I have to say, between Blue Prince's drafting-with-overarching-metaplot-discovery, Citizen Sleeper's FitD inspired clock and action die mechanics, and Inkle's "Ink" narrative engine I am feeling inspired to create games in a way I don't know if I have been in a decade or more.
Music
I remain very much into KPop this year, although I've been drifting back into more traditional hip-hop some over the summer as well. Additionally, whenever I am at work or working creatively I am listening to a mix channel with lofi jazz or electronic beats: Cozy Jazz Cafe, Obsidian Soundfields, Chill Music Lab, and others. Too much to mention everything here, so I'll just say "I'm re-appreciating Run the Jewels" and mention a few standout KPop notes:
KPop releases of the year, in no order
- Ok, I lied: I'm going to list what will probably be the Album of the Year first. It's Jennie's debut solo album Ruby. The last of the Blackpink quartet to release her album, but the wait was very much worth it, she showed off her range and versatility, delivering aggressive hip-hop such as Like Jennie, XtraL, and with the IE alongside lighthearted and breezy gems such as Love Hangover and warm, rich, sultry R&B such as Damn Right and Seoul City. The hit ratio is sky-high. A+.

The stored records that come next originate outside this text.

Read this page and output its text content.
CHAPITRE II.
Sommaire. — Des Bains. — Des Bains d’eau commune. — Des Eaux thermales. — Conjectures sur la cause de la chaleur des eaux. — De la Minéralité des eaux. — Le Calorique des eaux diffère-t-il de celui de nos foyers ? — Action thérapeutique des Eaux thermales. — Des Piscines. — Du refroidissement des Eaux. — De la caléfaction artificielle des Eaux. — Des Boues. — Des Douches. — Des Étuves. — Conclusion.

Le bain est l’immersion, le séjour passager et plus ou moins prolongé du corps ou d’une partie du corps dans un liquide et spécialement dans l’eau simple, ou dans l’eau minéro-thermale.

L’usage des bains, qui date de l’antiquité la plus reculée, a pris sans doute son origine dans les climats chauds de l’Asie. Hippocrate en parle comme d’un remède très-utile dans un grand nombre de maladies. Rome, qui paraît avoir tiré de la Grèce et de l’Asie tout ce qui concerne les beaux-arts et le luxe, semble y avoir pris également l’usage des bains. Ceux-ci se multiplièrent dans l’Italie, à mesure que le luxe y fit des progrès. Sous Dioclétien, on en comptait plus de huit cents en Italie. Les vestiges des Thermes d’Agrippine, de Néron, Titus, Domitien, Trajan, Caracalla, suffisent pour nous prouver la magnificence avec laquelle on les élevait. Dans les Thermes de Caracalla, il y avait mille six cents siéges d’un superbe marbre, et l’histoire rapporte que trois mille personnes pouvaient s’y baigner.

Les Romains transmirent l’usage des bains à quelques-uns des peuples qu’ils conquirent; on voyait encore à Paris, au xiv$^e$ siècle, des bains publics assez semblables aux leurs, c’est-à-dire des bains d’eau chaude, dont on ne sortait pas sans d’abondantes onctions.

- My Eyes Open VVide, MEOVV's debut EP, has never been out of rotation either. This is the strongest KPop debut I have ever heard (not saying too much, only been listening for ~3 years); there are no skips and every song stands out in some way, allowing this rookie group to flex their talent in new ways from the World Cup soundtrack-worthy "Hands Up", the nostalgic pop of "Drop Top", to the 90s talkbox inspired "Lit Right Now" or the heartachey ballad of "Toxic". A+.
- A side-note: ITZY's "Girls Will Be Girls" — I am not normally much of an ITZY fan – but I loved the more driving sound on this track. The rest of the album didn't do anything for me, though. An A for this one song
- Lisa's Alter Ego is a bit of a mixed bag. There are some real standouts for me on the album (Rockstar, Born Again, FUTW) but also a lot of tracks that don't do anything for me. The highs here are as high as anything anyone is making, and there are way more hits here than the average KPop release, but I still somehow wanted more FUTWs and Born Agains. B as a whole, with many S-tier songs.
- The KPop Demon Hunters movie OST is full of bangers--perhaps no surprise, as I learned that Teddy and his TheBlackLabel crew were heavily involved creatively. Standouts for me: Golden and How It's Done – both sound like tracks that could be in the Blackpink discography!
- I'd be remiss not to mention TheBlackLabel's other rookie group, ALLDAY PROJECT, that rarest of birds in KPop: a co-ed crew. They're substantially more aggressively hip-hop than MEOVV, but both fit really well together. Both debut tracks are really solid, and the co-ed theme might rejuvenate an industry that seems a little stuck or overworked outside some of the smaller labels like TBL.